The plague of Malta in 1813-1814
The plague of 1813-1814 was the last major outbreak in Malta and Gozo (until the COVID 19 of course). This Plague began around March 1813 and ended around February or May 1814. It was officially declared over in September 1814. This epidemic was no joke for our island as 4,500 died. Wiping out 5% of the island’s population at the time.
The Origin of the outbreak.
The plague first arrived in Malta when a ship from Alexandria had infected crew members onboard. The ship named “San Nikolas” had left Alexandria on 17 March 1813. Two of its crew members had fallen ill a week after the ship left the port. The ship arrived in Malta on 28th March and it was quarantined in Marsamxett for two weeks.
Health guards were sent to ensure there was no communication between the ship and the shore. However, two other ships arrived in Malta from Alexandria “Nancy” a British ship and “Bella Maria” a Spanish ship. Both had cases of the plague on board. Two crew members of “Nancy” had fallen ill and one crew member from the Bella Maria had died from the plague.
The two crew members who had fallen ill on the “San Nikolas” were taken in the Lazzaretto in Manuel Island. However, like a game of fetch, the captain had also fallen ill, followed by the servant who had been looking after the two crew members. The Captain and the servant died a few days later. Their bodies were examined confirming it was indeed the pesky plague.
This is were in gets ugly, while the Nikolas was in quarantine some guards stole linen from the ship’s cargo which of course was infected. The stolen linen was stored in a shop in Sliema until it was sold to smuggler Salvatore Borg, who lived in Strada San Polo in Valletta. You can guess what the outcome of this was
And yes, you guessed right, Salvatore’s eight-year-old daughter had fallen ill and died three days later,. Although it wasn’t immediately realised what the cause of death was and she was buried in Church of Ta’ Giezu. But by then, the mother had fallen sick and died and Salvatore followed the same fate afterward.
Panic spread throughout Valletta and many people left the city for the countryside, others left the island altogether. Most British and Maltese went into isolation in their homes. Disease spread was low and people doubted the plague’s existence. However, the diseases made its presence known when there was an increase in the outbreak in May throughout Valletta. The guards who stole the linen were among the first who died.
The Outbreak throughout the Island
The first cases were in Mdina within days , as were other towns and villages. The most severe was in Birkirkara, by July the death rate was 1602.
Other villages with the long duration of the disease were Qormi and Zebbug.
Towns that weren’t infected at all Gharghur, Balzan, Kirkop, Safi, Ghaxaq, Qrendi and Senglea.
Measures that were taken
Public places such as courts, theatres were closed down. The Three Cities were placed under medical observation. Direct or indirect contact between people was discouraged, especially in markets. Any communications between the shore and ships were forbidden. Churches were also closed down. Only food stores were allowed to remain open.
Sir Hildebrand Oakes ordered that any suspected cases to come forward and if the infected people tried to hide the disease, existences were liable to the death penalty. The first to be sentenced to death was Anthony Borg, who concealed his infection and they executed him in public by a firing squad in Valletta.

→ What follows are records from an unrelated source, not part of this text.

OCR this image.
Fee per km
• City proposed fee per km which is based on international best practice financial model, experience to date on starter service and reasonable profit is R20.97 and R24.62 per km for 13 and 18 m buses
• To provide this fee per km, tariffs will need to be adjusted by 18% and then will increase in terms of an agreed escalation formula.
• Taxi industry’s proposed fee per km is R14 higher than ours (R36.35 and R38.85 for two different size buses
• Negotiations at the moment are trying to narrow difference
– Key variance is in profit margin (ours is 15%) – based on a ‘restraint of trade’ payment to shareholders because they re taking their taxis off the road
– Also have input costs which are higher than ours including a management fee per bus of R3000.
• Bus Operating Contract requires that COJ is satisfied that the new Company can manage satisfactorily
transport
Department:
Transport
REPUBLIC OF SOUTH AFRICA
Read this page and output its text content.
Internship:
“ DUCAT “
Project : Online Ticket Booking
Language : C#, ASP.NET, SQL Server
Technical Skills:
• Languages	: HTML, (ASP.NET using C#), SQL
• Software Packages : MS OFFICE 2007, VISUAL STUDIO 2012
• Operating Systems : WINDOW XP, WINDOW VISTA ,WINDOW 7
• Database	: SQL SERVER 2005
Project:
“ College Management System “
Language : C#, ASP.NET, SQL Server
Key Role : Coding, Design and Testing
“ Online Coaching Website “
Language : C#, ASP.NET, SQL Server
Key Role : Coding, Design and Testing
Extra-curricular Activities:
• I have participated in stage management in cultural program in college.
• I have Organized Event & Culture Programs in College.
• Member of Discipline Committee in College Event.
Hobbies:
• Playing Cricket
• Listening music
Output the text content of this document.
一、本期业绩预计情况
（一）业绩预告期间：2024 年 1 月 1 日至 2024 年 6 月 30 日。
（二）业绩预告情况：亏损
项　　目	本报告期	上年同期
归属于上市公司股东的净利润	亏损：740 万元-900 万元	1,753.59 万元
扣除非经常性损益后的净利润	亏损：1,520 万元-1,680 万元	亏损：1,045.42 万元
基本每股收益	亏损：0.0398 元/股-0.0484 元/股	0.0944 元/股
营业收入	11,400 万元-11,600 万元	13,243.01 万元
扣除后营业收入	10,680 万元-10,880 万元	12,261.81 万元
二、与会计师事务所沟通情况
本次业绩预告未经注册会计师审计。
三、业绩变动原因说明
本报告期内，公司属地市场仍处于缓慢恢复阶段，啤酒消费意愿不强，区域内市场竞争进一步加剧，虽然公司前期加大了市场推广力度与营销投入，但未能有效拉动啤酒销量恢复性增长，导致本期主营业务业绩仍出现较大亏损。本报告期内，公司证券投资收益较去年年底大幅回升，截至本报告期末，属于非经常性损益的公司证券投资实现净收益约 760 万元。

Houses of people who were infected were closed down and there were no attempts to purify them. Domestic animals were encouraged to be placed on cages and strays to be killed ☹. Many people hid contaminated goods to prevent the authorities destroying them.
They forced prisoners to carry the dead from their home to burial sites in specially made carts known as Beccamorti. The Maltese feared those prisoners, and many prisoners became infected, eventually, they died.
Outbreak in Gozo
While Malta was left devastated by the plague and the disease made it to Gozo, but the numbers were small. It’s believed infected clothing which had been hidden during the outbreak in Malta and was kept hidden in a box imported the disease.
Death toll of the plague of Malta in 1813-1814
The number of deaths by the plague was between 4,668-4,487 out of a population of 97,000 in Gozo was 96-104 out of the population of 15,000.